‘Shame on us,’ electeds say after Rikers visit

State Sen. Jessica Ramos spoke about the worsening conditions on Rikers after taking a tour of the jail complex on Sept. 13, 2021. Eagle photo by Jacob Kaye

State Sen. Jessica Ramos spoke about the worsening conditions on Rikers after taking a tour of the jail complex on Sept. 13, 2021. Eagle photo by Jacob Kaye

By Jacob Kaye

Fecal matter on the ground, incarcerated people being housed in showers and a person attempting to commit suicide – these were all conditions witnessed by a group of nearly a dozen lawmakers touring Rikers Island on Monday. 

After the tour, tensions rose high at the foot of the bridge leading to the city’s notorious jail complex when the lawmakers and decarceration advocates were confronted by the head of the correctional officers’ union. 

Speaking to the media about the conditions they had just witnessed inside the jail, the elected officials were challenged by Benny Boscio, the president of the Correction Officers’ Benevolent Association, a few officers and Anthony Herbert, a conservative candidate running for New York City public advocate. 

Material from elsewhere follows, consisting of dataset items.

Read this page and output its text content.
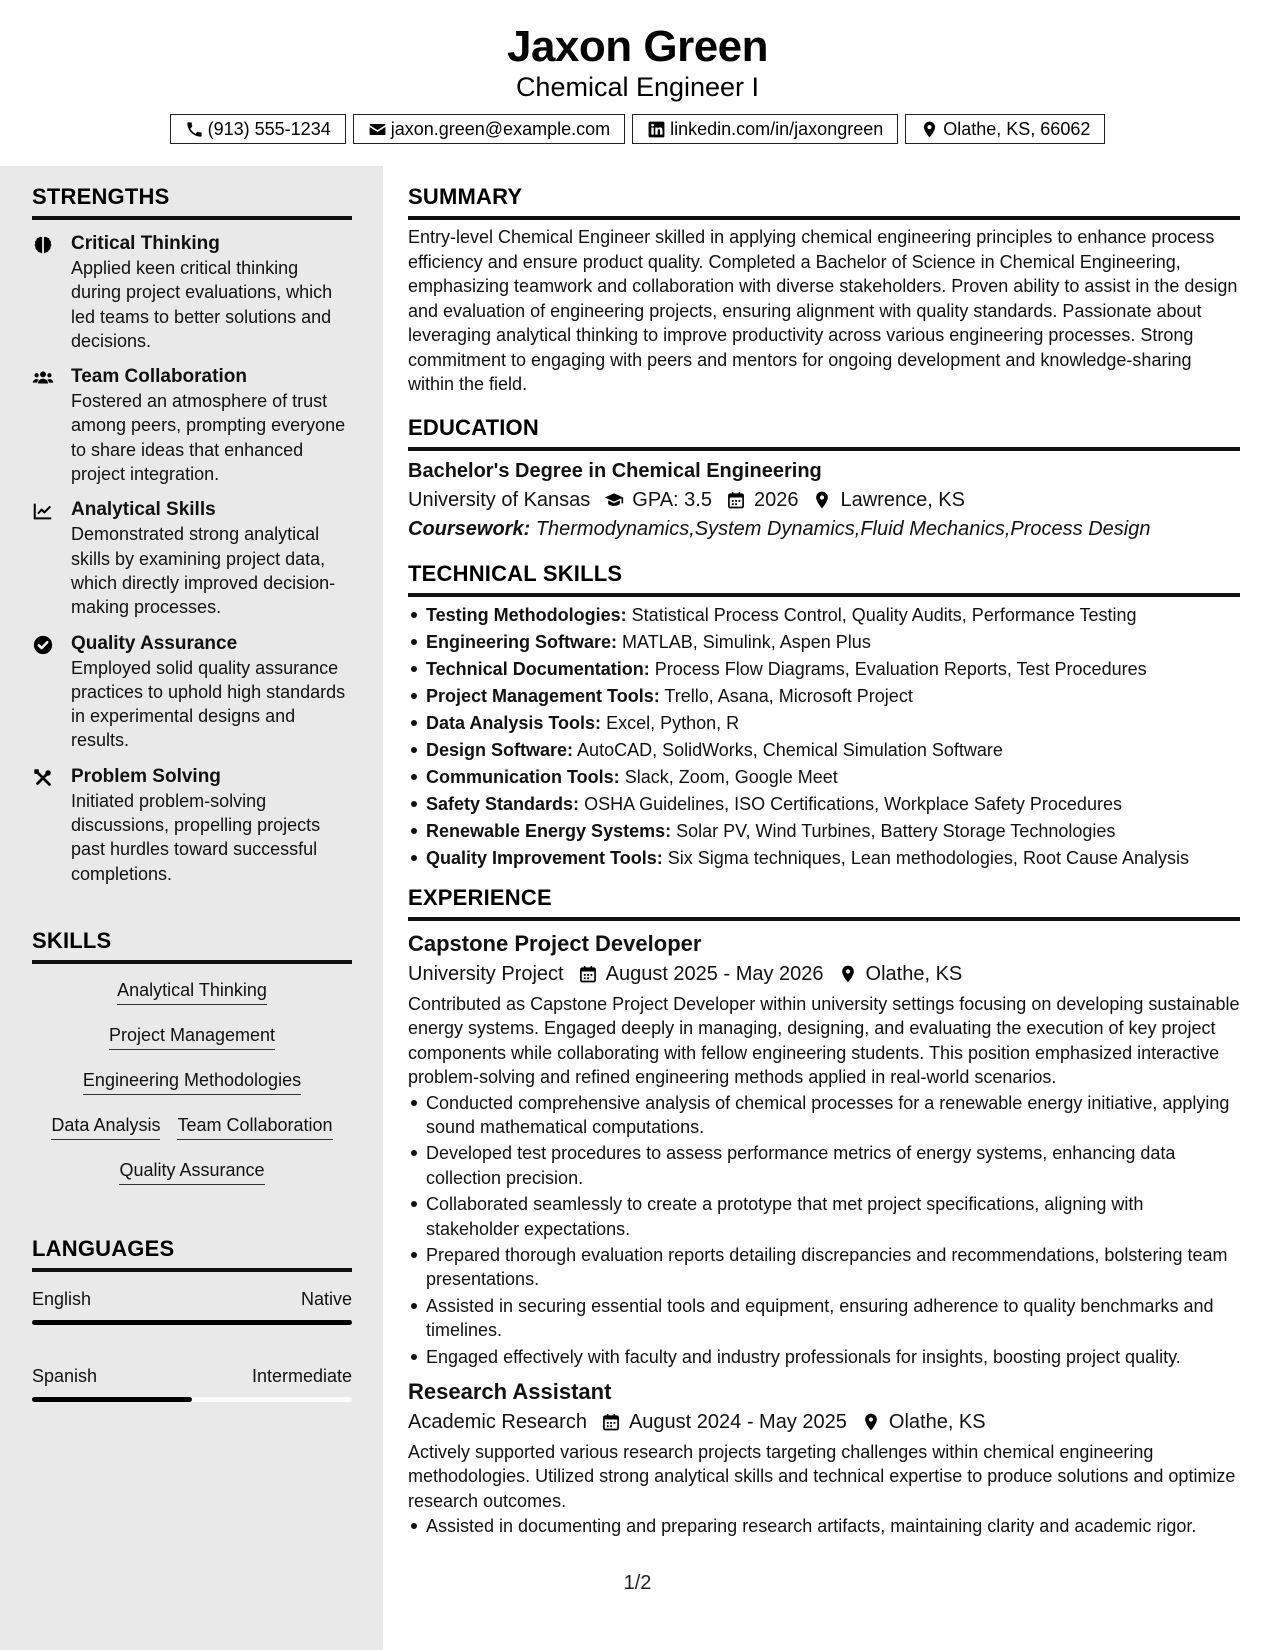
Jaxon Green
Chemical Engineer I
(913) 555-1234	jaxon.green@example.com	linkedin.com/in/jaxongreen	Olathe, KS, 66062
STRENGTHS
Critical Thinking
Applied keen critical thinking during project evaluations, which led teams to better solutions and decisions.
Team Collaboration
Fostered an atmosphere of trust among peers, prompting everyone to share ideas that enhanced project integration.
Analytical Skills
Demonstrated strong analytical skills by examining project data, which directly improved decision-making processes.
Quality Assurance
Employed solid quality assurance practices to uphold high standards in experimental designs and results.
Problem Solving
Initiated problem-solving discussions, propelling projects past hurdles toward successful completions.
SKILLS
Analytical Thinking
Project Management
Engineering Methodologies
Data Analysis Team Collaboration
Quality Assurance
LANGUAGES
English	Native
Spanish	Intermediate
SUMMARY
Entry-level Chemical Engineer skilled in applying chemical engineering principles to enhance process efficiency and ensure product quality. Completed a Bachelor of Science in Chemical Engineering, emphasizing teamwork and collaboration with diverse stakeholders. Proven ability to assist in the design and evaluation of engineering projects, ensuring alignment with quality standards. Passionate about leveraging analytical thinking to improve productivity across various engineering processes. Strong commitment to engaging with peers and mentors for ongoing development and knowledge-sharing within the field.
EDUCATION
Bachelor's Degree in Chemical Engineering
University of Kansas GPA: 3.5 2026 Lawrence, KS
Coursework: Thermodynamics,System Dynamics,Fluid Mechanics,Process Design
TECHNICAL SKILLS
Testing Methodologies: Statistical Process Control, Quality Audits, Performance Testing
Engineering Software: MATLAB, Simulink, Aspen Plus
Technical Documentation: Process Flow Diagrams, Evaluation Reports, Test Procedures
Project Management Tools: Trello, Asana, Microsoft Project
Data Analysis Tools: Excel, Python, R
Design Software: AutoCAD, SolidWorks, Chemical Simulation Software
Communication Tools: Slack, Zoom, Google Meet
Safety Standards: OSHA Guidelines, ISO Certifications, Workplace Safety Procedures
Renewable Energy Systems: Solar PV, Wind Turbines, Battery Storage Technologies
Quality Improvement Tools: Six Sigma techniques, Lean methodologies, Root Cause Analysis
EXPERIENCE
Capstone Project Developer
University Project August 2025 - May 2026 Olathe, KS
Contributed as Capstone Project Developer within university settings focusing on developing sustainable energy systems. Engaged deeply in managing, designing, and evaluating the execution of key project components while collaborating with fellow engineering students. This position emphasized interactive problem-solving and refined engineering methods applied in real-world scenarios.
Conducted comprehensive analysis of chemical processes for a renewable energy initiative, applying sound mathematical computations.
Developed test procedures to assess performance metrics of energy systems, enhancing data collection precision.
Collaborated seamlessly to create a prototype that met project specifications, aligning with stakeholder expectations.
Prepared thorough evaluation reports detailing discrepancies and recommendations, bolstering team presentations.
Assisted in securing essential tools and equipment, ensuring adherence to quality benchmarks and timelines.
Engaged effectively with faculty and industry professionals for insights, boosting project quality.
Research Assistant
Academic Research August 2024 - May 2025 Olathe, KS
Actively supported various research projects targeting challenges within chemical engineering methodologies. Utilized strong analytical skills and technical expertise to produce solutions and optimize research outcomes.
Assisted in documenting and preparing research artifacts, maintaining clarity and academic rigor.
1/2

After the two groups talked over each other for a few minutes, they decided they could agree on three things – Mayor Bill de Blasio is to blame for the worsening conditions in the jail, Governor Kathy Hochul needs to take immediate action and no one is safe on Rikers Island. 

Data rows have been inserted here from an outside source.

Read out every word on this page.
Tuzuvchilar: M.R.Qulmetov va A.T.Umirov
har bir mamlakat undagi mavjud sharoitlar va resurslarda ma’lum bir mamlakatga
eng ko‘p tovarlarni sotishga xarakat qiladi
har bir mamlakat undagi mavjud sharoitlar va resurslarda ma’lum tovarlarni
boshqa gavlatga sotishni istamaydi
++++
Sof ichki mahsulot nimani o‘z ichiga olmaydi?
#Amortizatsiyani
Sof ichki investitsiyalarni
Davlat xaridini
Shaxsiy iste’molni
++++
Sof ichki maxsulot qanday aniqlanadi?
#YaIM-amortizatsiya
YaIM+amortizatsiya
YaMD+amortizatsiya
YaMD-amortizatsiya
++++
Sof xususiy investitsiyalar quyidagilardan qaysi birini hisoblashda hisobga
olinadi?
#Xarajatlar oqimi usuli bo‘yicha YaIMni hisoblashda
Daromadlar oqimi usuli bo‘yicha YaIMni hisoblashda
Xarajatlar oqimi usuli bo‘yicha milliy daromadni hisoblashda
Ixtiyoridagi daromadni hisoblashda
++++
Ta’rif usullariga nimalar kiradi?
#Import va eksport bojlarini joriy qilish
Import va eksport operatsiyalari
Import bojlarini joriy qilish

“Shame on us, shame on all of us who are elected officials in New York,” said State Sen. Jessica Ramos. “I don’t understand where there is a lack of communication in understanding how we’re supposed to treat human beings.”

Ramos said that while on the tour, she and Queens Assemblymember Jessica Gonzalez-Rojas witnessed an incarcerated person attempting to hang himself. 

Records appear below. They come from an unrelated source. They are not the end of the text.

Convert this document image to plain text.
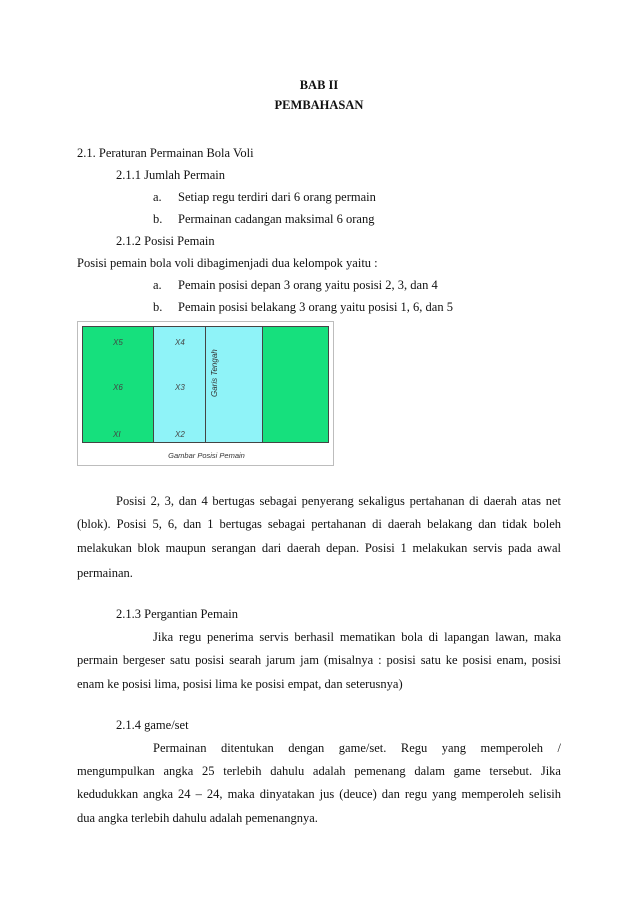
BAB II
PEMBAHASAN
2.1. Peraturan Permainan Bola Voli
2.1.1 Jumlah Permain
a. Setiap regu terdiri dari 6 orang permain
b. Permainan cadangan maksimal 6 orang
2.1.2 Posisi Pemain
Posisi pemain bola voli dibagimenjadi dua kelompok yaitu :
a. Pemain posisi depan 3 orang yaitu posisi 2, 3, dan 4
b. Pemain posisi belakang 3 orang yaitu posisi 1, 6, dan 5
X5
X6
XI
X4
X3
X2
Garis Tengah
Gambar Posisi Pemain
Posisi 2, 3, dan 4 bertugas sebagai penyerang sekaligus pertahanan di daerah atas net
(blok). Posisi 5, 6, dan 1 bertugas sebagai pertahanan di daerah belakang dan tidak boleh
melakukan blok maupun serangan dari daerah depan. Posisi 1 melakukan servis pada awal
permainan.
2.1.3 Pergantian Pemain
Jika regu penerima servis berhasil mematikan bola di lapangan lawan, maka
permain bergeser satu posisi searah jarum jam (misalnya : posisi satu ke posisi enam, posisi
enam ke posisi lima, posisi lima ke posisi empat, dan seterusnya)
2.1.4 game/set
Permainan ditentukan dengan game/set. Regu yang memperoleh /
mengumpulkan angka 25 terlebih dahulu adalah pemenang dalam game tersebut. Jika
kedudukkan angka 24 – 24, maka dinyatakan jus (deuce) dan regu yang memperoleh selisih
dua angka terlebih dahulu adalah pemenangnya.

Nine incarcerated people, including 24-year-old Esias Johnson who died last Tuesday, have died while in custody on Rikers Island in the past year. Most deaths have been by suicide. 

The elected officials, which included Ramos, Gonzalez-Rojas, Queens Assemblymember Zohran Mamdani and Public Advocate Jumaane Williams, said that during their tour they witnessed incarcerated people who had gone days without food, were in need of urgent medical attention and some who were being detained inside showers and given plastic bags to use as a toilet. 

“No one deserves this, these are human beings,” Gonzalez-Rojas said. “This is inhumane for everybody.”

Conditions on Rikers have never been worse, said Williams, who is currently running for a second term as public advocate. 

“This is the most horrific thing I have ever seen in my life,” he said. “I have been coming to this jail since 2008 and this is unlike anything that has ever happened.”

Williams likened the conditions on Rikers to those of Attica Correctional Facility in the 1970s. Now 50 years removed from the Attica Uprising, during which incarcerated people took control of the prison, Williams warned another riot could be coming soon, this time on Rikers.  

The lawmakers said that in order to improve conditions on the jail complex set to close in 2027, the city must work to lower the prison population. 

There are currently around 6,000 incarcerated people detained on Rikers and the lawmakers say that a portion of them, many who they say are there for low level parole violations, must be released. 

They urged Hochul to sign the Less is More Act. If passed, non-criminal parole violations, including missing curfew, would not result in incarceration. The bill is sponsored by Hochul’s newly named lieutenant governor, Brian Benjamin. 

The elected officials also urged prosecutors and judges to stop setting bail and sending people to Rikers and called on de Blasio to institute a work release program he used at the beginning of the pandemic. 

“We are here to say that we have to take these actions to ensure that [suicide] is not a choice these incarcerated New Yorkers are forced to take any longer,” Mamdani said. 

Boscio, who represents nearly 8,000 correctional officers, took offense at the elected officials’ calls for better conditions for incarcerated people and suggested instead that the city needs to hire more officers and spread the incarcerated population out more while keeping them in the facilities. 

“They created this mess and now they want to let all the inmates out on the street,” Boscio said. “Everyone talked about the inhumane conditions for inmates, there are inhumane conditions for correctional officers.”

Officers have been forced to work double and triple shifts with few breaks in the past year as their co-workers have missed work in record numbers. 

The New York City Department of Correction has blamed the increase in violence on Rikers on the severe correctional officer staff shortage.

According to the agency, around 93 officers went AWOL per day in August, missing a total of 2,700 shifts. Two years prior, the jail had an average of 22 AWOLs per day, according to the DOC. 

Additionally, around 1,400 officers were out sick per day last month and another 1,163 were being medically monitored and unable to work with incarcerated people, according to the agency.

In a statement to the Eagle concerning the lawmakers’ visit, DOC Commissioner Vincent Schiraldi said he wanted to “thank the state legislators for their visit,” and that he “share[s] their commitment to improving conditions.”

“We have been very clear about the many challenges we have been facing for months, as well as everything we are doing to address the underlying conditions, and it is a good thing that the elected officials who visited today now have a first-hand picture,” Schiraldi said. “That can only help our efforts.”